What’s the alternative — the National Public Radio model? It’s possible that some civic-minded nonprofits will end up owning one or two of the nation’s great papers, and operating them as trusts, hands off.

But that’s a limited solution, fraught with problems of control and flexibility, and it won’t keep reporters at city hall in Sioux Falls or the statehouse in Santa Fe.

Another response is goodbye, and so what. Look at the auto industry numbers from this week, with General Motors slouching toward bankruptcy.

Besides, there’s plenty of gossip, political spin and original insight on sites like the Drudge Report or The Huffington Post — even though they are built on the backs of the wire services and other factories of honest fact-gathering. One day soon these Web info-slingers will find that you can’t produce journalism without journalists, and a search engine is no replacement for a curious reporter.

And just how much do most contributors at the The Huffington Post make? Nothing! “Not our financial model,” as the co-founder, Ken Lerer famously said. From low pay to no pay — the New Journalism at a place that calls itself an Internet newspaper.

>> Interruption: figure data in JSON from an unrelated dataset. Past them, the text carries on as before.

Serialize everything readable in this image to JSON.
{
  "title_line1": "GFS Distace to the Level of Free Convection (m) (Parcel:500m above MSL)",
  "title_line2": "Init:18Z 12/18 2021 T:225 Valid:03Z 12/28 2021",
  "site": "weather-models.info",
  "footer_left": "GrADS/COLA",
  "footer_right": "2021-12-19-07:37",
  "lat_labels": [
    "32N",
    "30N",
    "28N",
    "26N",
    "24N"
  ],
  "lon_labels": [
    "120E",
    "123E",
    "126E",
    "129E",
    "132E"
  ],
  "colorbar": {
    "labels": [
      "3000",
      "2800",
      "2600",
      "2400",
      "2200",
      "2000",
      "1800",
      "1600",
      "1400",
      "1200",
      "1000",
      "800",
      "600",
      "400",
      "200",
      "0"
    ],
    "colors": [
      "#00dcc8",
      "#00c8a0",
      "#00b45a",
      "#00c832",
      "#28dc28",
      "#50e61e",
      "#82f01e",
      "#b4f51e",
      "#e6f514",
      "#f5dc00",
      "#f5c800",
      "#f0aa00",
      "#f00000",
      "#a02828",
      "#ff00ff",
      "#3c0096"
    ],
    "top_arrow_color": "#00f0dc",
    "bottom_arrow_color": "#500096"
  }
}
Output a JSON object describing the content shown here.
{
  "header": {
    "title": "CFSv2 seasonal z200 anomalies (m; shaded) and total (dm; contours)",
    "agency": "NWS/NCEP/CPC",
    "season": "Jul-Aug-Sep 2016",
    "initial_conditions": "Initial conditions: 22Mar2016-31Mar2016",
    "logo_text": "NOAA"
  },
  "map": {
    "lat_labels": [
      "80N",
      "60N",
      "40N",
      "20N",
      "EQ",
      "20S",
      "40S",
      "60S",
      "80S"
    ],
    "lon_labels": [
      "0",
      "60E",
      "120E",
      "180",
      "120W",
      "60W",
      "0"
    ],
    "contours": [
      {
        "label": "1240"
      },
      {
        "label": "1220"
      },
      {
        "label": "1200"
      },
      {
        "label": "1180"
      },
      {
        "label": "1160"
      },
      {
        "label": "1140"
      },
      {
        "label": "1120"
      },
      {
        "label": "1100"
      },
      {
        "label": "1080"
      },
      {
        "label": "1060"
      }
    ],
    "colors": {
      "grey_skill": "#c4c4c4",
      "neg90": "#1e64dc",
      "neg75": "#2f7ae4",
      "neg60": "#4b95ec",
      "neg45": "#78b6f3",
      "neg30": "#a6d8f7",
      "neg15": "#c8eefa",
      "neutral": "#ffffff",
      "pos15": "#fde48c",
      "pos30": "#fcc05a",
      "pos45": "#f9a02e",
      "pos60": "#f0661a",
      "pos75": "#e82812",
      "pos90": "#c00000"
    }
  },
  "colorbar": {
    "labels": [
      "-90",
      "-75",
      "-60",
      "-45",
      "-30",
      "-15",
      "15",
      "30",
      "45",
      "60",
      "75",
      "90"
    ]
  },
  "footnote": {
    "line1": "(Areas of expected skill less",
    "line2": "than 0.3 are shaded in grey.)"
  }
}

Yes, the Brentwood bold-face types who grace HuffPo’s home page can afford to work for free, but it’s un-American, to say the least.

Long ago, I was a member of the steelworkers union, and also a longshoreman. If any of those guys on the docks heard that I was now part of a profession that asked people to labor for nothing, they’d laugh in their lunch buckets — then probably shut The Huffington Post down.

Doesn’t the “progressive” agenda, much touted on their pages, include a living wage?
We could be left with a national snark brigade, sniping at the remaining dailies in their pajamas, never rubbing shoulders with a cop, a defense attorney or a distressed family in a Red Cross shelter after a flood.

My lament this Fourth of July is to ask readers to see newspapers as not just another casualty in the churn of business. Sure, reporters say stupid things and write idiotic stories. Everyone stumbles. But on its best days, a newspaper is a marvel of style and wit, of small-type discoveries and large-type overstatements, a diary of our deeds.

We may still prove Jefferson’s preference wrong: perhaps a nation can function without newspapers. But it would be a confederacy of dunces.